Compliquant davantage encore la donne, deux mille manifestants de divers corps des forces de l’ordre ont manifesté devant le Palais de Carthage pour réclamer des droits et économiques et sociaux. Dans ce qui s’apparente plus à une mise en scène, une délégation de policiers syndicalistes a été reçue par le président de la République, filmés dans son bureau par le service communication du Palais.


Pendant ce temps, le chef du gouvernement Habib Essid recevait les chefs des grands partis politiques qui ont défilé à la Kasbah. Particulièrement remarquées, les délégations du Front Populaire, parce que ce dernier se fait discret depuis le depuis de la crise, et celle de Nidaa Tounes, parce qu’elle confirme la mainmise de Hafedh Caïd Essebsi sur ce parti. Le fils du président a même adressé une invitation à Essid pour assister à la prochaine réunion du bureau exécutif du parti, initiative aussitôt décriée par Faouzi Elloumi, l’un des dissidents de Nidaa.
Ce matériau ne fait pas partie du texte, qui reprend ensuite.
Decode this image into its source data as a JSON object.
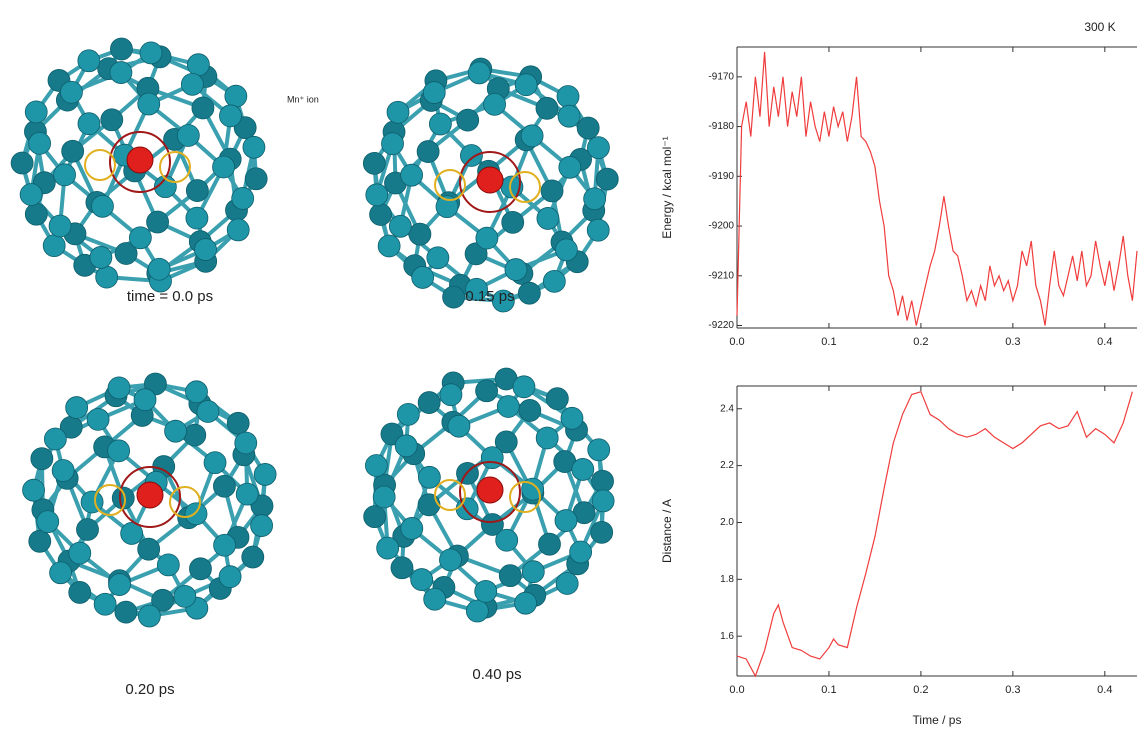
{
  "panels": [
    {
      "label": "time = 0.0 ps"
    },
    {
      "label": "0.15 ps"
    },
    {
      "label": "0.20 ps"
    },
    {
      "label": "0.40 ps"
    }
  ],
  "ion_label": "Mn⁺ ion",
  "chart_data": [
    {
      "type": "line",
      "title": "300 K",
      "y_label": "Energy / kcal mol⁻¹",
      "x": [
        0,
        0.005,
        0.01,
        0.015,
        0.02,
        0.025,
        0.03,
        0.035,
        0.04,
        0.045,
        0.05,
        0.055,
        0.06,
        0.065,
        0.07,
        0.075,
        0.08,
        0.085,
        0.09,
        0.095,
        0.1,
        0.105,
        0.11,
        0.115,
        0.12,
        0.125,
        0.13,
        0.135,
        0.14,
        0.145,
        0.15,
        0.155,
        0.16,
        0.165,
        0.17,
        0.175,
        0.18,
        0.185,
        0.19,
        0.195,
        0.2,
        0.205,
        0.21,
        0.215,
        0.22,
        0.225,
        0.23,
        0.235,
        0.24,
        0.245,
        0.25,
        0.255,
        0.26,
        0.265,
        0.27,
        0.275,
        0.28,
        0.285,
        0.29,
        0.295,
        0.3,
        0.305,
        0.31,
        0.315,
        0.32,
        0.325,
        0.33,
        0.335,
        0.34,
        0.345,
        0.35,
        0.355,
        0.36,
        0.365,
        0.37,
        0.375,
        0.38,
        0.385,
        0.39,
        0.395,
        0.4,
        0.405,
        0.41,
        0.415,
        0.42,
        0.425,
        0.43,
        0.435
      ],
      "series": [
        {
          "color": "#f03c3c",
          "values": [
            -9218,
            -9180,
            -9175,
            -9182,
            -9170,
            -9178,
            -9165,
            -9180,
            -9172,
            -9178,
            -9170,
            -9180,
            -9173,
            -9178,
            -9170,
            -9182,
            -9175,
            -9180,
            -9183,
            -9177,
            -9182,
            -9176,
            -9180,
            -9177,
            -9183,
            -9178,
            -9170,
            -9182,
            -9183,
            -9185,
            -9188,
            -9195,
            -9200,
            -9210,
            -9213,
            -9218,
            -9214,
            -9219,
            -9215,
            -9220,
            -9216,
            -9212,
            -9208,
            -9205,
            -9200,
            -9194,
            -9200,
            -9205,
            -9206,
            -9210,
            -9215,
            -9213,
            -9216,
            -9212,
            -9215,
            -9208,
            -9212,
            -9210,
            -9213,
            -9211,
            -9215,
            -9212,
            -9205,
            -9208,
            -9203,
            -9212,
            -9215,
            -9220,
            -9212,
            -9205,
            -9212,
            -9214,
            -9210,
            -9206,
            -9211,
            -9205,
            -9212,
            -9210,
            -9203,
            -9208,
            -9212,
            -9207,
            -9213,
            -9208,
            -9202,
            -9210,
            -9215,
            -9205
          ]
        }
      ],
      "xlim": [
        0,
        0.435
      ],
      "ylim": [
        -9220.5,
        -9164
      ],
      "xticks": [
        {
          "value": 0,
          "label": "0.0"
        },
        0.1,
        0.2,
        0.3,
        0.4
      ],
      "yticks": [
        -9170,
        -9180,
        -9190,
        -9200,
        -9210,
        -9220
      ]
    },
    {
      "type": "line",
      "y_label": "Distance / A",
      "x_label": "Time / ps",
      "x": [
        0,
        0.01,
        0.02,
        0.03,
        0.04,
        0.045,
        0.05,
        0.06,
        0.07,
        0.08,
        0.09,
        0.1,
        0.105,
        0.11,
        0.12,
        0.13,
        0.14,
        0.15,
        0.16,
        0.17,
        0.18,
        0.19,
        0.2,
        0.21,
        0.22,
        0.23,
        0.24,
        0.25,
        0.26,
        0.27,
        0.28,
        0.29,
        0.3,
        0.31,
        0.32,
        0.33,
        0.34,
        0.35,
        0.36,
        0.37,
        0.38,
        0.39,
        0.4,
        0.41,
        0.42,
        0.43
      ],
      "series": [
        {
          "color": "#f03c3c",
          "values": [
            1.53,
            1.52,
            1.46,
            1.55,
            1.68,
            1.71,
            1.65,
            1.56,
            1.55,
            1.53,
            1.52,
            1.56,
            1.59,
            1.57,
            1.56,
            1.7,
            1.82,
            1.95,
            2.12,
            2.28,
            2.38,
            2.45,
            2.46,
            2.38,
            2.36,
            2.33,
            2.31,
            2.3,
            2.31,
            2.33,
            2.3,
            2.28,
            2.26,
            2.28,
            2.31,
            2.34,
            2.35,
            2.33,
            2.34,
            2.39,
            2.3,
            2.33,
            2.31,
            2.28,
            2.35,
            2.46
          ]
        }
      ],
      "xlim": [
        0,
        0.435
      ],
      "ylim": [
        1.46,
        2.48
      ],
      "xticks": [
        {
          "value": 0,
          "label": "0.0"
        },
        0.1,
        0.2,
        0.3,
        0.4
      ],
      "yticks": [
        2.4,
        2.2,
        {
          "value": 2.0,
          "label": "2.0"
        },
        1.8,
        1.6
      ]
    }
  ]
}
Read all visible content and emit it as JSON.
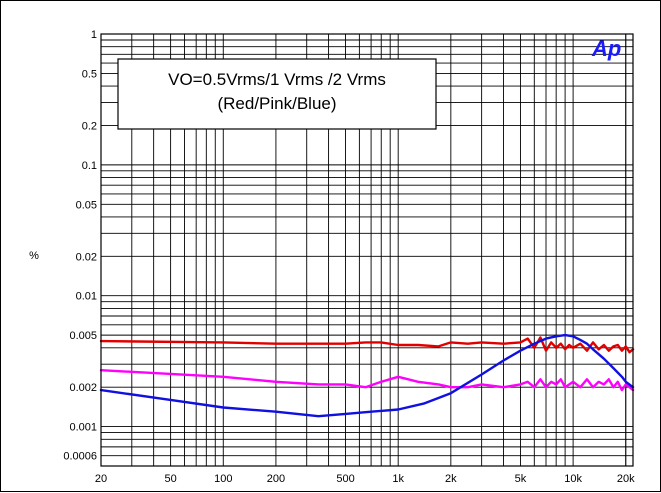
{
  "chart_data": {
    "type": "line",
    "title": "",
    "xlabel": "",
    "ylabel": "%",
    "xscale": "log",
    "yscale": "log",
    "xlim": [
      20,
      22000
    ],
    "ylim": [
      0.0005,
      1
    ],
    "grid": true,
    "x_ticks": [
      {
        "value": 20,
        "label": "20"
      },
      {
        "value": 50,
        "label": "50"
      },
      {
        "value": 100,
        "label": "100"
      },
      {
        "value": 200,
        "label": "200"
      },
      {
        "value": 500,
        "label": "500"
      },
      {
        "value": 1000,
        "label": "1k"
      },
      {
        "value": 2000,
        "label": "2k"
      },
      {
        "value": 5000,
        "label": "5k"
      },
      {
        "value": 10000,
        "label": "10k"
      },
      {
        "value": 20000,
        "label": "20k"
      }
    ],
    "y_ticks": [
      {
        "value": 1,
        "label": "1"
      },
      {
        "value": 0.5,
        "label": "0.5"
      },
      {
        "value": 0.2,
        "label": "0.2"
      },
      {
        "value": 0.1,
        "label": "0.1"
      },
      {
        "value": 0.05,
        "label": "0.05"
      },
      {
        "value": 0.02,
        "label": "0.02"
      },
      {
        "value": 0.01,
        "label": "0.01"
      },
      {
        "value": 0.005,
        "label": "0.005"
      },
      {
        "value": 0.002,
        "label": "0.002"
      },
      {
        "value": 0.001,
        "label": "0.001"
      },
      {
        "value": 0.0006,
        "label": "0.0006"
      }
    ],
    "annotation": {
      "line1": "VO=0.5Vrms/1 Vrms /2 Vrms",
      "line2": "(Red/Pink/Blue)"
    },
    "logo": "Ap",
    "series": [
      {
        "color": "#e00000",
        "x": [
          20,
          100,
          200,
          350,
          500,
          650,
          800,
          1000,
          1300,
          1700,
          2000,
          2500,
          3000,
          4000,
          5000,
          5500,
          6000,
          6500,
          7000,
          7500,
          8000,
          8500,
          9000,
          9500,
          10000,
          11000,
          12000,
          13000,
          14000,
          15000,
          16000,
          17000,
          18000,
          19000,
          20000,
          21000,
          22000
        ],
        "y": [
          0.0045,
          0.0044,
          0.0043,
          0.0043,
          0.0043,
          0.0044,
          0.0044,
          0.0042,
          0.0042,
          0.0041,
          0.0044,
          0.0043,
          0.0044,
          0.0043,
          0.0044,
          0.0047,
          0.004,
          0.0048,
          0.0038,
          0.0044,
          0.004,
          0.0043,
          0.0039,
          0.0042,
          0.004,
          0.0043,
          0.0038,
          0.0044,
          0.0039,
          0.0042,
          0.0038,
          0.0041,
          0.0042,
          0.0038,
          0.0041,
          0.0037,
          0.0039
        ]
      },
      {
        "color": "#ff00ff",
        "x": [
          20,
          100,
          200,
          350,
          500,
          650,
          800,
          1000,
          1300,
          1700,
          2000,
          2500,
          3000,
          4000,
          5000,
          5500,
          6000,
          6500,
          7000,
          7500,
          8000,
          8500,
          9000,
          10000,
          11000,
          12000,
          13000,
          14000,
          15000,
          16000,
          17000,
          18000,
          19000,
          20000,
          21000,
          22000
        ],
        "y": [
          0.0027,
          0.0024,
          0.0022,
          0.0021,
          0.0021,
          0.002,
          0.0022,
          0.0024,
          0.0022,
          0.0021,
          0.002,
          0.002,
          0.0021,
          0.002,
          0.0021,
          0.0022,
          0.002,
          0.0023,
          0.002,
          0.0022,
          0.0021,
          0.0023,
          0.002,
          0.0022,
          0.002,
          0.0023,
          0.002,
          0.0022,
          0.0021,
          0.0023,
          0.002,
          0.0022,
          0.0019,
          0.0021,
          0.002,
          0.0019
        ]
      },
      {
        "color": "#1010e0",
        "x": [
          20,
          50,
          100,
          200,
          350,
          500,
          700,
          1000,
          1400,
          2000,
          3000,
          4000,
          5000,
          6000,
          7000,
          8000,
          9000,
          10000,
          11000,
          12000,
          13000,
          15000,
          17000,
          19000,
          20000,
          22000
        ],
        "y": [
          0.0019,
          0.0016,
          0.0014,
          0.0013,
          0.0012,
          0.00125,
          0.0013,
          0.00135,
          0.0015,
          0.0018,
          0.0025,
          0.0032,
          0.0038,
          0.0043,
          0.0047,
          0.0049,
          0.005,
          0.0049,
          0.0046,
          0.0043,
          0.0039,
          0.0033,
          0.0028,
          0.0024,
          0.0022,
          0.002
        ]
      }
    ]
  }
}
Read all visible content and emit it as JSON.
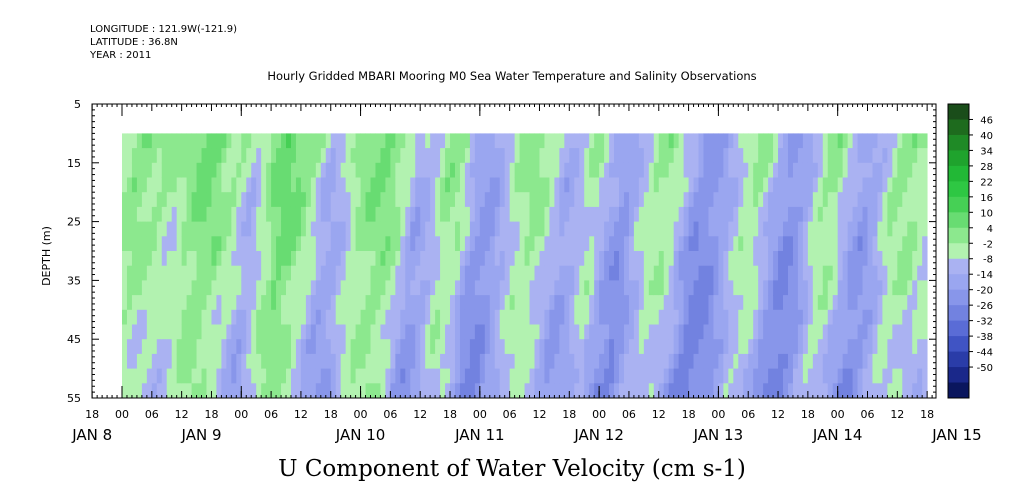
{
  "header": {
    "longitude": "LONGITUDE : 121.9W(-121.9)",
    "latitude": "LATITUDE : 36.8N",
    "year": "YEAR : 2011"
  },
  "chart_data": {
    "type": "heatmap",
    "title": "Hourly Gridded MBARI Mooring M0 Sea Water Temperature and Salinity Observations",
    "xlabel": "U Component of Water Velocity (cm s-1)",
    "ylabel": "DEPTH (m)",
    "ylim": [
      55,
      5
    ],
    "y_ticks": [
      5,
      15,
      25,
      35,
      45,
      55
    ],
    "y_tick_labels": [
      "5",
      "15",
      "25",
      "35",
      "45",
      "55"
    ],
    "data_depth_range": [
      10,
      55
    ],
    "x_start_hours": 0,
    "x_end_hours": 162,
    "x_axis_start_hours": -6,
    "x_hour_ticks": [
      -6,
      0,
      6,
      12,
      18,
      24,
      30,
      36,
      42,
      48,
      54,
      60,
      66,
      72,
      78,
      84,
      90,
      96,
      102,
      108,
      114,
      120,
      126,
      132,
      138,
      144,
      150,
      156,
      162
    ],
    "x_hour_labels": [
      "18",
      "00",
      "06",
      "12",
      "18",
      "00",
      "06",
      "12",
      "18",
      "00",
      "06",
      "12",
      "18",
      "00",
      "06",
      "12",
      "18",
      "00",
      "06",
      "12",
      "18",
      "00",
      "06",
      "12",
      "18",
      "00",
      "06",
      "12",
      "18"
    ],
    "x_day_ticks": [
      0,
      24,
      48,
      72,
      96,
      120,
      144
    ],
    "x_day_labels": [
      [
        "JAN",
        "8"
      ],
      [
        "JAN",
        "9"
      ],
      [
        "JAN",
        "10"
      ],
      [
        "JAN",
        "11"
      ],
      [
        "JAN",
        "12"
      ],
      [
        "JAN",
        "13"
      ],
      [
        "JAN",
        "14"
      ],
      [
        "JAN",
        "15"
      ]
    ],
    "x_day_label_positions": [
      -6,
      16,
      48,
      72,
      96,
      120,
      144,
      168
    ],
    "colorbar": {
      "labels": [
        "46",
        "40",
        "34",
        "28",
        "22",
        "16",
        "10",
        "4",
        "-2",
        "-8",
        "-14",
        "-20",
        "-26",
        "-32",
        "-38",
        "-44",
        "-50"
      ],
      "levels": [
        52,
        46,
        40,
        34,
        28,
        22,
        16,
        10,
        4,
        -2,
        -8,
        -14,
        -20,
        -26,
        -32,
        -38,
        -44,
        -50
      ],
      "colors": [
        "#1a4d1a",
        "#1e6b1e",
        "#1f8a26",
        "#1fa32d",
        "#22b836",
        "#2ec743",
        "#46d055",
        "#68dc72",
        "#8ce88e",
        "#b2f2b0",
        "#aab2f2",
        "#9aa6f0",
        "#8896ea",
        "#7282e0",
        "#5a6cd6",
        "#4054c4",
        "#2a3ca8",
        "#1a288a",
        "#0a165e"
      ]
    },
    "time_profile": [
      {
        "h": 0,
        "v": 2
      },
      {
        "h": 3,
        "v": 10
      },
      {
        "h": 6,
        "v": 8
      },
      {
        "h": 9,
        "v": 6
      },
      {
        "h": 12,
        "v": 4
      },
      {
        "h": 15,
        "v": 10
      },
      {
        "h": 18,
        "v": 14
      },
      {
        "h": 21,
        "v": 9
      },
      {
        "h": 24,
        "v": 4
      },
      {
        "h": 27,
        "v": -4
      },
      {
        "h": 30,
        "v": 6
      },
      {
        "h": 33,
        "v": 15
      },
      {
        "h": 36,
        "v": 12
      },
      {
        "h": 39,
        "v": 6
      },
      {
        "h": 42,
        "v": -6
      },
      {
        "h": 45,
        "v": -4
      },
      {
        "h": 48,
        "v": 6
      },
      {
        "h": 51,
        "v": 10
      },
      {
        "h": 54,
        "v": 12
      },
      {
        "h": 57,
        "v": 6
      },
      {
        "h": 60,
        "v": -8
      },
      {
        "h": 63,
        "v": -4
      },
      {
        "h": 66,
        "v": 8
      },
      {
        "h": 69,
        "v": 6
      },
      {
        "h": 72,
        "v": -10
      },
      {
        "h": 75,
        "v": -12
      },
      {
        "h": 78,
        "v": -4
      },
      {
        "h": 81,
        "v": 6
      },
      {
        "h": 84,
        "v": 8
      },
      {
        "h": 87,
        "v": 2
      },
      {
        "h": 90,
        "v": -8
      },
      {
        "h": 93,
        "v": -2
      },
      {
        "h": 96,
        "v": 6
      },
      {
        "h": 99,
        "v": -8
      },
      {
        "h": 102,
        "v": -14
      },
      {
        "h": 105,
        "v": -2
      },
      {
        "h": 108,
        "v": 6
      },
      {
        "h": 111,
        "v": 6
      },
      {
        "h": 114,
        "v": -4
      },
      {
        "h": 117,
        "v": -16
      },
      {
        "h": 120,
        "v": -14
      },
      {
        "h": 123,
        "v": -6
      },
      {
        "h": 126,
        "v": 4
      },
      {
        "h": 129,
        "v": 6
      },
      {
        "h": 132,
        "v": -6
      },
      {
        "h": 135,
        "v": -16
      },
      {
        "h": 138,
        "v": -10
      },
      {
        "h": 141,
        "v": 4
      },
      {
        "h": 144,
        "v": 8
      },
      {
        "h": 147,
        "v": -4
      },
      {
        "h": 150,
        "v": -12
      },
      {
        "h": 153,
        "v": -6
      },
      {
        "h": 156,
        "v": 6
      },
      {
        "h": 159,
        "v": 8
      },
      {
        "h": 162,
        "v": 4
      }
    ]
  }
}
Lassée par les querelles politiciennes qui continuent cyniquement même au pire de la crise, de plus en plus de Tunisiens ne se reconnaissent plus dans leurs élites politiques. Ils n’attendent déjà plus grand-chose de la grande conférence nationale sur l’emploi vers laquelle on se dirige, succédané qui se contente de reconduire la recette orthodoxe du nobélisé dialogue national.